Explanation: The negative potential at which photoelectric current becomes zero is called stopping potential.

By _{e}V_{s} = hv – Φ

Stopping potential required to reduce the photoelectric current to zero “decreases uniformly with the frequency of the incident radiation”.

(B) (b) 3hu

Explanation: The maximum kinetic energy of the emitted electrons is given by K_{max} = hu-Φ_{0}

= h(4u) – h(u) = 3hu

Related Theory

Maximum kinetic energy of the emitted electron = hv – Φ_{0}

(C) (a) K + hv

Explanation: Let K and K’ be the maximum kinetic energy of photoelectrons for incident light of frequency v and 2v respectively.
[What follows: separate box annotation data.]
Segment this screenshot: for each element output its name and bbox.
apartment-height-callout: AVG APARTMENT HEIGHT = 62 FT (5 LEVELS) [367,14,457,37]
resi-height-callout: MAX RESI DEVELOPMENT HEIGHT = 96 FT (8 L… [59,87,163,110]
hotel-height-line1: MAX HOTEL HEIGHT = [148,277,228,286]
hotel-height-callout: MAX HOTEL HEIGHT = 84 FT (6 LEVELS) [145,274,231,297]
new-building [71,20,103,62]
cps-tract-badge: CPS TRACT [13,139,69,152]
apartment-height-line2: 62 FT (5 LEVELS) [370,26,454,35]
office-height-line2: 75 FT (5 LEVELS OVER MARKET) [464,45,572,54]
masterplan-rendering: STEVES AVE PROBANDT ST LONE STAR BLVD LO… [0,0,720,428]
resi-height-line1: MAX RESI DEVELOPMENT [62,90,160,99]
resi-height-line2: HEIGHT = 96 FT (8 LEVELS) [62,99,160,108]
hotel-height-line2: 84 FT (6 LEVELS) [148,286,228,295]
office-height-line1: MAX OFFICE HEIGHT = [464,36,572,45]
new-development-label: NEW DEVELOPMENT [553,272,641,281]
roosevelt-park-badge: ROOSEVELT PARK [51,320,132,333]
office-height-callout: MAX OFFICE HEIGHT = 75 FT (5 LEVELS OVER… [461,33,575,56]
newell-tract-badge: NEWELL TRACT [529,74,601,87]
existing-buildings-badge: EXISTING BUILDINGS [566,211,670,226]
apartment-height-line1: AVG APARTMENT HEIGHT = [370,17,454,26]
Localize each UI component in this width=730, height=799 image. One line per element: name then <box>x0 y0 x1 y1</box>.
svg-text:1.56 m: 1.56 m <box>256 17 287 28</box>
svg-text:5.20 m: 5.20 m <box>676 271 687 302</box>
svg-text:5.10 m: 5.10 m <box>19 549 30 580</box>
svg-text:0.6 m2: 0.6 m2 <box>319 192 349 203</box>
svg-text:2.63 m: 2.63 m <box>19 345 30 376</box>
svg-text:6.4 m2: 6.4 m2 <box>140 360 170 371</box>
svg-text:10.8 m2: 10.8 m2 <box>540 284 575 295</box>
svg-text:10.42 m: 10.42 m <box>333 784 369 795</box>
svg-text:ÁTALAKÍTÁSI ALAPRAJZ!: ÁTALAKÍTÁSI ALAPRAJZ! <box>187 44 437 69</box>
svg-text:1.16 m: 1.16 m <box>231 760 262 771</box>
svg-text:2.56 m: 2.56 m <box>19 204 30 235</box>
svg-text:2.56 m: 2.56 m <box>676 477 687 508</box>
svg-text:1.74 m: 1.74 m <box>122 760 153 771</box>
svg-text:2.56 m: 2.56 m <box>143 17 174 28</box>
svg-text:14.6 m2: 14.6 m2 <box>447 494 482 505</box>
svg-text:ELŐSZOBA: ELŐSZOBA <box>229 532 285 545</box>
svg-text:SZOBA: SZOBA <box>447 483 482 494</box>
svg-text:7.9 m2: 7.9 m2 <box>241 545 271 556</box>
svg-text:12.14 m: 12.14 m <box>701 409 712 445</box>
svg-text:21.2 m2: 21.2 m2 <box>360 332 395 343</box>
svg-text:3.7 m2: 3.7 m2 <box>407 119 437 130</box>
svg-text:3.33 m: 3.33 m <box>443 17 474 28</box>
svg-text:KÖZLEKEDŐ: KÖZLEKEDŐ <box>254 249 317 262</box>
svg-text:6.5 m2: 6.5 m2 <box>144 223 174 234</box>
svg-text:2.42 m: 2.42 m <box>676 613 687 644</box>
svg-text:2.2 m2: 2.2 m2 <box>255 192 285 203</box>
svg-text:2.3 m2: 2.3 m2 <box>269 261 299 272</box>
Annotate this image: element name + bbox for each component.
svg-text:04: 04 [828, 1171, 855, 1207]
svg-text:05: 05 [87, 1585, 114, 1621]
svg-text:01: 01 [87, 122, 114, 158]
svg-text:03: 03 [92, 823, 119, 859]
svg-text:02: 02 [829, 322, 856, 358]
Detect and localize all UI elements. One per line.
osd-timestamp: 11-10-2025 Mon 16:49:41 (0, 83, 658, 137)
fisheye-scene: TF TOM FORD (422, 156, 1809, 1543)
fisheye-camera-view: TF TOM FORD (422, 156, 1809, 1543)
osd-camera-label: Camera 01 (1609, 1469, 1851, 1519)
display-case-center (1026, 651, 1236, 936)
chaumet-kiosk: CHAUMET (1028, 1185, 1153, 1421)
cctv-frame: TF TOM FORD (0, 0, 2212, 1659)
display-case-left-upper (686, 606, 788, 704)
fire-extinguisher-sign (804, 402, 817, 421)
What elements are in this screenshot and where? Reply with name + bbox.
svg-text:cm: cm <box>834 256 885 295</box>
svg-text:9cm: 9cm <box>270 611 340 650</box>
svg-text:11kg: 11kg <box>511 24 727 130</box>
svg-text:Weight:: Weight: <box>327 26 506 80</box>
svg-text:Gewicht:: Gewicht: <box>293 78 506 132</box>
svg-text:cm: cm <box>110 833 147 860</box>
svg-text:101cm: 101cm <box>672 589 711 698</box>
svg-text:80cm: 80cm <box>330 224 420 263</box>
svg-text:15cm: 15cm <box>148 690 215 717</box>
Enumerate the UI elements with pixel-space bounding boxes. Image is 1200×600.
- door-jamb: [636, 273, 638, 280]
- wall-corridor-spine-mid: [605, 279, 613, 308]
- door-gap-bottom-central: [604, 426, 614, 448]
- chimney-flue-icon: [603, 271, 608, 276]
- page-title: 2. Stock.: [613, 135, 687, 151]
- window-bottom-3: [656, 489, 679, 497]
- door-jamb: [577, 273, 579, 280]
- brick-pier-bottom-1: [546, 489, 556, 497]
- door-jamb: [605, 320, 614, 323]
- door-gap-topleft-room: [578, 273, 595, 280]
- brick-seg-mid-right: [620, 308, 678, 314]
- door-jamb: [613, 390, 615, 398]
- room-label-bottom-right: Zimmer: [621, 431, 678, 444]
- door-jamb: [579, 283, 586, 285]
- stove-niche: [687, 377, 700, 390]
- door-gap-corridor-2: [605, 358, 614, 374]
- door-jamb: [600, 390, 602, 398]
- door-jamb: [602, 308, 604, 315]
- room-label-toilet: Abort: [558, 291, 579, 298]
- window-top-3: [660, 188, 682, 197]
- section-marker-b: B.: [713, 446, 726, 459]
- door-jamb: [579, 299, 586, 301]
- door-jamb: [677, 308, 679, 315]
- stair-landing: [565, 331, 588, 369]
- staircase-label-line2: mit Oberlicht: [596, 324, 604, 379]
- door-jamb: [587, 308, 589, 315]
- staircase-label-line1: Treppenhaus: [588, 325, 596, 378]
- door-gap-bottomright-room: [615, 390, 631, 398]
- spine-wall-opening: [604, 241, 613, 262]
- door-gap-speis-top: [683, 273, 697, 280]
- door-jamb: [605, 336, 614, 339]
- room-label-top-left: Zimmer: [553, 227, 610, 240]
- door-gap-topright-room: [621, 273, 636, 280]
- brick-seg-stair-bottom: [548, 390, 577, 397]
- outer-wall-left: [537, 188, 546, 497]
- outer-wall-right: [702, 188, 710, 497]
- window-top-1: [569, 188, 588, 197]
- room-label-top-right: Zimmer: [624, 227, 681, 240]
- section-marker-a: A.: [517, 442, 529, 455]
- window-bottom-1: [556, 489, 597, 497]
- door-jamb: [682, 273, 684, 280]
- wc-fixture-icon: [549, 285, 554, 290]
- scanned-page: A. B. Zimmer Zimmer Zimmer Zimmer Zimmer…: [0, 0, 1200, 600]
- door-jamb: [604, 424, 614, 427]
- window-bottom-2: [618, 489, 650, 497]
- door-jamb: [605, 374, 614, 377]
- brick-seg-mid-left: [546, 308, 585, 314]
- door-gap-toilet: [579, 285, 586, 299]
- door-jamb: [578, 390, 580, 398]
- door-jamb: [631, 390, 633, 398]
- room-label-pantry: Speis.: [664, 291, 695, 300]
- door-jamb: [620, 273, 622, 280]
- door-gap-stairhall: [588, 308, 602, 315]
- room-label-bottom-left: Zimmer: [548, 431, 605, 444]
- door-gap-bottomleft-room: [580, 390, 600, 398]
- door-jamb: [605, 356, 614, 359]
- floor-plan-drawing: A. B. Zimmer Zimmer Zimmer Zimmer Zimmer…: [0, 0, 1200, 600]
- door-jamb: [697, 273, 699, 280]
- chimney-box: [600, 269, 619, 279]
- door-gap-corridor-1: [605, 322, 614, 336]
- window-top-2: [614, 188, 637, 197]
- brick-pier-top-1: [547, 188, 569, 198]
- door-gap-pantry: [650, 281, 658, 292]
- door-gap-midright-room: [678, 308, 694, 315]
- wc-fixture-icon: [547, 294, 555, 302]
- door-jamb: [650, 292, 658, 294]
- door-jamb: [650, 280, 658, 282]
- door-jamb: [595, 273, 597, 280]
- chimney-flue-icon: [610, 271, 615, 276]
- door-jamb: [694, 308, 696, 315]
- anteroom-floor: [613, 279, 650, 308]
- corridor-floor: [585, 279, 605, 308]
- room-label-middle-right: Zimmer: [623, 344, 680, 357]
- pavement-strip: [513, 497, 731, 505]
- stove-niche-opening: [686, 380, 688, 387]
According to Einstein’s photoelectric equation,

K = hv – E_{0} ………….. (i)

and K’ = h(2v) – E_{0}0 ………….. (ii)

= 2hv – E_{0} = hv + hv – E_{0}

K’ = hv + K [using (i)]

Related Theory

The kinetic energy of the emitted electrons is given by K= hv – Φ_{0}

(D) (a) Intensity of radiation and photoelectric current

Explanation: Intensity of radiation linearly changes the photoelectriccurrent. Photoelectric current ∝ intensity of radiation.

Caution

Students are often confused about the relation between photoelectric current and intensity of radiation. They are directly proportional to each other.

(E) (a) 0.58 eV

Explanation: hv = \(\frac{h c}{\lambda}\)

= \(\frac{1240}{500}\)

= 2.48 eV

\(\frac{1}{2}\) mv_{max}^{2} = hv – Φ0 = 2.48 – 1.90

= 0.58 eV

Related Theory

Work function is as the minimum amount of energy which is required to remove an electron to infinity from its source. It was defined in the concept of photoelectric effect in which a light is incident upon the metal and the electrons are ejected from the metal.